Uma disputa judicial envolvendo prejuízos causados por pulverização de agrotóxicos em propriedades vizinhas ganhou novo desfecho em Mato Grosso. A Terceira Câmara de Direito Privado do Tribunal de Justiça de Mato Grosso decidiu manter o andamento da ação ao entender que houve reconhecimento da dívida por parte do produtor, o que impede o reconhecimento de prescrição.
O caso trata de danos supostamente ocorridos em abril de 2021, quando produtos aplicados em uma lavoura teriam atingido áreas próximas. A defesa alegava que o prazo legal de três anos para pedir indenização já havia expirado, uma vez que a ação foi protocolada apenas em abril de 2024.

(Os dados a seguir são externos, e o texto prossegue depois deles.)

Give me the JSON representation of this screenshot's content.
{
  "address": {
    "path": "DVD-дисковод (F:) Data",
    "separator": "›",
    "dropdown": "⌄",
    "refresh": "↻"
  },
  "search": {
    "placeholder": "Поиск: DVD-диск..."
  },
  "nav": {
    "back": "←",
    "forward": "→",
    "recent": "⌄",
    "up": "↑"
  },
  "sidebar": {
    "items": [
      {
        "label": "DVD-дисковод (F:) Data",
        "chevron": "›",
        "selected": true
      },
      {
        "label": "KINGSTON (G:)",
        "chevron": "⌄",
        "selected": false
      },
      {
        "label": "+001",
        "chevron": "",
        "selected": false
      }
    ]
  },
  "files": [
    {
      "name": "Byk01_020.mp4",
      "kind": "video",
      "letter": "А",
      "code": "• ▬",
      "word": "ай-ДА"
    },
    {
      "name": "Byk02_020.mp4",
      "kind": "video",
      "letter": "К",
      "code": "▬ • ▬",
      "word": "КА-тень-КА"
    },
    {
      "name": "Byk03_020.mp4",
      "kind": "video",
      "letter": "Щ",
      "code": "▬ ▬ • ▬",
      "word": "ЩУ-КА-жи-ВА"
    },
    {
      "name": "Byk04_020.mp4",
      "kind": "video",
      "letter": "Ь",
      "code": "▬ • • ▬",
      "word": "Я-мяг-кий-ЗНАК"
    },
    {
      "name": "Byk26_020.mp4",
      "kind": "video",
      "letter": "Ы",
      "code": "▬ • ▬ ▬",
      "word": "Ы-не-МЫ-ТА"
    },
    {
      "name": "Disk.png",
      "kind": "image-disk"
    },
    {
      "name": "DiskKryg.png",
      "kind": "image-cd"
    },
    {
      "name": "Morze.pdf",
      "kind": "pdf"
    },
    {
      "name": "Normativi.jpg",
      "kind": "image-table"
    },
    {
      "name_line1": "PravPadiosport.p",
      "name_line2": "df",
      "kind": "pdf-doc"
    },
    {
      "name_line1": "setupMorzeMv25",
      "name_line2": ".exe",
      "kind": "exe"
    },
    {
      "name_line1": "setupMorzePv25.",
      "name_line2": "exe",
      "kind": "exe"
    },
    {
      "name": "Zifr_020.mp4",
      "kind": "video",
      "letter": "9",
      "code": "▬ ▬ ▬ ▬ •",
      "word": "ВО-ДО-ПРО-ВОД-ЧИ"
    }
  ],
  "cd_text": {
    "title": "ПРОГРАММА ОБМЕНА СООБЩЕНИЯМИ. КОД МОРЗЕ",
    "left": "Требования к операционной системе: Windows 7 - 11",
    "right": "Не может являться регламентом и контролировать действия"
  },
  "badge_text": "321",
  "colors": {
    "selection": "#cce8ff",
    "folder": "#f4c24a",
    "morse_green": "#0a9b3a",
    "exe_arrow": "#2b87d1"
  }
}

Ao analisar o recurso, a relatora apontou que conversas via WhatsApp mostram que o próprio responsável pelos danos chegou a discutir a reparação. Nas mensagens, ele menciona levantamento dos prejuízos e apresenta proposta de pagamento superior a R$ 40 mil, indicando intenção de compensar os danos causados.
Para os desembargadores, esse tipo de manifestação caracteriza reconhecimento da obrigação, mesmo sem formalização oficial. Com isso, o prazo prescricional é interrompido e reiniciado a partir desse momento, tornando válida a ação proposta dentro do novo período.
O colegiado também afastou a tese de que as mensagens não teriam valor jurídico por não estarem registradas em cartório. Além disso, rejeitou alegação de cerceamento de defesa, destacando que a fase de produção de provas segue aberta e que eventual perícia ainda poderá ser analisada pelo juiz responsável pelo processo.